Safety Analysis for Distributed Coupled-Cavity Laser based Wireless Power Transfer

TL;DR

This paper evaluates the safety of distributed coupled-cavity laser wireless power transfer systems, demonstrating their ability to deliver high power safely over long distances while minimizing risks to skin, eyes, and small objects.

Contribution

It introduces a comprehensive safety assessment framework for DCCL-WPT systems, including irradiation modeling, human eye safety evaluation, and intrusion sensitivity analysis.

Findings

Achieves over 600 mW charging power at 5 m distance under skin-safe conditions.

Demonstrates 150 mW charging power with eye-safe beam parameters.

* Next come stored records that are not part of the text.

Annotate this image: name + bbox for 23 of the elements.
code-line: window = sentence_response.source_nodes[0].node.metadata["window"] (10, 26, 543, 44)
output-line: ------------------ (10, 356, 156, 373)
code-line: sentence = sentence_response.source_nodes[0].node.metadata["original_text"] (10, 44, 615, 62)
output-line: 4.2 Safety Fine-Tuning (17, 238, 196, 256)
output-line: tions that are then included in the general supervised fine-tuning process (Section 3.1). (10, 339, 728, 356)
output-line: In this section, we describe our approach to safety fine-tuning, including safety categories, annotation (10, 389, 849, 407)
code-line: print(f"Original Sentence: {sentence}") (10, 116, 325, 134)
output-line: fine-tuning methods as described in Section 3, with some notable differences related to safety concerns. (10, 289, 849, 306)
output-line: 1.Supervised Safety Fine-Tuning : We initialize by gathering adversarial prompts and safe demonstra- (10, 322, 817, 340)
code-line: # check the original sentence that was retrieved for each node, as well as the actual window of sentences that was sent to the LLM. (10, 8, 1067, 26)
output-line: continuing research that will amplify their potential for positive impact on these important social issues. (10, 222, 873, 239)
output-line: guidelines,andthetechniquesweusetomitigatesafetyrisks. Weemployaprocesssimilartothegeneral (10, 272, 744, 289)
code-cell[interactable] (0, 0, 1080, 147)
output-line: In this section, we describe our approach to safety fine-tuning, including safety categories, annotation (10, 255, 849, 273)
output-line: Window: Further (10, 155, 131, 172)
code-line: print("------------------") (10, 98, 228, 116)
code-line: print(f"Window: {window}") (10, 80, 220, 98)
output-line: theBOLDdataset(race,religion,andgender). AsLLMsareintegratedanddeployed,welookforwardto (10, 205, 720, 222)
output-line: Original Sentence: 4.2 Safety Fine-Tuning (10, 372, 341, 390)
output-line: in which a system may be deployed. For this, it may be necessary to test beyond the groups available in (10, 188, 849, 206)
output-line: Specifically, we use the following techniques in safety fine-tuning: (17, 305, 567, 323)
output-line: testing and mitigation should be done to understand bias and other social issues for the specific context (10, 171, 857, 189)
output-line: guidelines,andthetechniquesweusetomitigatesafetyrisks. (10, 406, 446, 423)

Shows high sensitivity to small-object intrusion, enabling hazard mitigation.

Abstract

Intracavity laser-based systems are emerging as key enablers for next-generation wireless communications, positioning, and wireless power transfer (WPT). Distributed coupled-cavity laser (DCCL) systems, as a representative configuration, have been proposed to expand the field of view (FoV) and enhance safety. This paper investigates the safety assessment of DCCL-WPT systems through three case studies: skin safety, eye safety, and small-object intrusion sensitivity. First, we establish a safety analysis model to quantify irradiation levels on intruding objects in the beam path, which simulates intracavity beam propagation using diffraction modeling and gain-loss dynamics under case-specific boundary conditions. Next, we formulate an eye safety evaluation tailored for DCCL-WPT systems using a human head model to identify potential exposure angles and distances. Ray tracing confirms that intracavity beams are not focused onto the retina, making cornea exposure the primary consideration (irradiance is below 0.1 W/cm2). Numerical results demonstrate that DCCL-WPT achieves: i) over 600 mW charging power under skin-safe conditions at 5 m distance (100 mW over 16{\deg} FoV), and nearly 50% lower irradiance on intruding objects compared to single-cavity systems; ii) 150 mW charging power under eye-safe conditions with 650 mW 1064 nm output beam power, far beyond the typical ~10 mW eye-safe threshold; iii) high sensitivity to small-object intrusion, enabling hazard mitigation. These findings underscore the practicality of DCCL-WPT systems for mobile, long-distance, and safe energy transfer, and lay the groundwork for future safety-aware optimizations in real-world deployments.